Мой собеседник говорил своим обычным тоном, мягким и спокойным. Я, тем не менее, сразу понял, что его друг умер трагической смертью. И он догадался, что я это понял.

— Да, — мягко продолжал он. — Тома убили пулей в затылок в подвале отеля «Мажестик». Ведь он входил в маленькую группу ученых, которые в провинциях собирали сведения и передавали их в Лондон. Группу раскрыли и арестовали. Он мог скрыться. Но ему показалось невозможным не разделить судьбу своих товарищей. Он вернулся в Париж, взял на себя основную часть вины, и, исполняя его последнюю волю, ему позволили погибнуть последним, после того, как он уже увидел, как погибли его друзья.

Я совершенно естественно ждал от моего соседа, что он и к этой истории добавит слово «прекрасно», которое было ему столь же подходило к нему, как тик. Но это слово не прозвучало. Несомненно, на определенном уровне духовного возвышения уже ничего не могло поразить его.

Я молчал, а мой сосед начал смеяться. Я не знал, каким образом во мне возникло такое чувство, но я понял, что было невозможно почтить мертвого друга лучше, чем этим смехом.

И мой сосед вышел, немного наклонившись и отбросив седые пряди назад рукой.

Филипп Жербье, мой старый товарищ, подошел ко мне.

— Ты знаешь человека, который только что вышел из комнаты? — спросил я его.

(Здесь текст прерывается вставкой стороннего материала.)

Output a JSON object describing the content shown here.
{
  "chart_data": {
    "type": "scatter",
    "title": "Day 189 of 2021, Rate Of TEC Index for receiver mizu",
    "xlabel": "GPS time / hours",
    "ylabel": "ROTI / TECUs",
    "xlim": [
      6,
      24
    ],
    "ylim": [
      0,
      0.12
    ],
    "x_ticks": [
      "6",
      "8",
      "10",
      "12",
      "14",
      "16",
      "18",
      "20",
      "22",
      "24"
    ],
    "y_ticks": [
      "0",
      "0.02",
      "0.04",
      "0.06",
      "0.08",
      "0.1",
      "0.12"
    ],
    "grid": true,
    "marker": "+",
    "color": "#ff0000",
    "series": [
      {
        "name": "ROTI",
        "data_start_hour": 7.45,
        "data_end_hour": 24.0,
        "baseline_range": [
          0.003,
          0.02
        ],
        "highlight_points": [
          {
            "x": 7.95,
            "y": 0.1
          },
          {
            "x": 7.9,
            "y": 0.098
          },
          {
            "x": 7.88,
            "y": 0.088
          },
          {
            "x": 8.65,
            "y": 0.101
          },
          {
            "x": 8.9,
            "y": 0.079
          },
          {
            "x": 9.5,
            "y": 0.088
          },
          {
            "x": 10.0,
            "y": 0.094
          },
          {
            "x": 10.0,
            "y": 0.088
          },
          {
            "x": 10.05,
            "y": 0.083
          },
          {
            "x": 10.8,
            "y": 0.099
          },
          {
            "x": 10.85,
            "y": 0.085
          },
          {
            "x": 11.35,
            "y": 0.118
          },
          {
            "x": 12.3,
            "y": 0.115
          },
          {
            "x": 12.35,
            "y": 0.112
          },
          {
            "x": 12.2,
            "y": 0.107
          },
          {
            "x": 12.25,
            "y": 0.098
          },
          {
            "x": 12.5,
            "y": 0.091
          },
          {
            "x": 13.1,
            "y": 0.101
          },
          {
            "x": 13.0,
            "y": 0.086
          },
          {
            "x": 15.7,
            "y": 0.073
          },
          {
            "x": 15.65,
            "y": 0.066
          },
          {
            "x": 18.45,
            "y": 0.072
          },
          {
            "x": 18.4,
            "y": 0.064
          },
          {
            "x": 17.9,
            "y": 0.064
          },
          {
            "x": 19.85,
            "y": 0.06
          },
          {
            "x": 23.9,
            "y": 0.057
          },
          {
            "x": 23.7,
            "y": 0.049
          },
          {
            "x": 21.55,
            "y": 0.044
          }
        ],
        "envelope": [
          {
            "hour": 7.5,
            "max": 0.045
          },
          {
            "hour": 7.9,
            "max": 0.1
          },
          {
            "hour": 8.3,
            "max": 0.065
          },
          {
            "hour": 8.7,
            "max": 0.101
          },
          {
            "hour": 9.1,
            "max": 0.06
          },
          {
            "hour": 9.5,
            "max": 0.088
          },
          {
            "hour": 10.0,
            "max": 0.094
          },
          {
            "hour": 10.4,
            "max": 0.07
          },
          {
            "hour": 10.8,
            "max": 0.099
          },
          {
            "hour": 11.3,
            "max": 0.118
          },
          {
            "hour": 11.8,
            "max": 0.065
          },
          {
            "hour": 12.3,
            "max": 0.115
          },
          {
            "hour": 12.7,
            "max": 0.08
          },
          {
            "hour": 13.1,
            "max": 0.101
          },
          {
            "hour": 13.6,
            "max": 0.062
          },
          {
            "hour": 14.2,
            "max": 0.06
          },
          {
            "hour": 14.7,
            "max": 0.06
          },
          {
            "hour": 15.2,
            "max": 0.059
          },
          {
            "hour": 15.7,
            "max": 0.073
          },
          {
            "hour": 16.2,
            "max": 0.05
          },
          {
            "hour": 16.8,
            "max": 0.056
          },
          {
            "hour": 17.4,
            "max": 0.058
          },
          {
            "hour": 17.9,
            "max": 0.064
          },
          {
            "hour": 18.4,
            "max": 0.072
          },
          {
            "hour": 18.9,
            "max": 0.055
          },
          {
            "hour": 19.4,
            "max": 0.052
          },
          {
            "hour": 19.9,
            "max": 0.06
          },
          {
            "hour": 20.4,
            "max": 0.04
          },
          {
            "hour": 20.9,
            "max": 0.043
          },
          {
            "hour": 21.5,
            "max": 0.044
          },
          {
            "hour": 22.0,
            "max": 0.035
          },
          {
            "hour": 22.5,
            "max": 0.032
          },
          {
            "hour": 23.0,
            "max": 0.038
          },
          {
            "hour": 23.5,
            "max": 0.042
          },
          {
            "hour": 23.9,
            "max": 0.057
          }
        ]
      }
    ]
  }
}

— Назовем его Сен-Люк, — сказал Жербье со своей полуулыбкой.

— Ты хорошо его знаешь?

— Да. Он наш шеф, — ответил Жербье.

Он зажег новую сигарету от той, которая уже догорала, и добавил:

— Он через несколько дней вернется во Францию, с прибывающей луной.

Я быстро вышел.

На улицах солдаты крепко обнимали девочек в униформе. Радостные голоса вызывали такси.

Прибывающая луна! Прибывающая луна, думал я, глядя на небо, расчерченное лучами прожекторов. Прибывающая луна…

Я вспомнил радость этого человека, настоящее имя и профессию которого я так и не узнал, при виде шоколадного крема или запаха табака «Вирджиния»… И его лицо, когда н слушал ораторию Баха.

Увижу ли я вас снова, однажды, мой сосед с глазами ребенка и мудреца, с воздушным смехом, мой сосед — мой «прекрасный» сосед?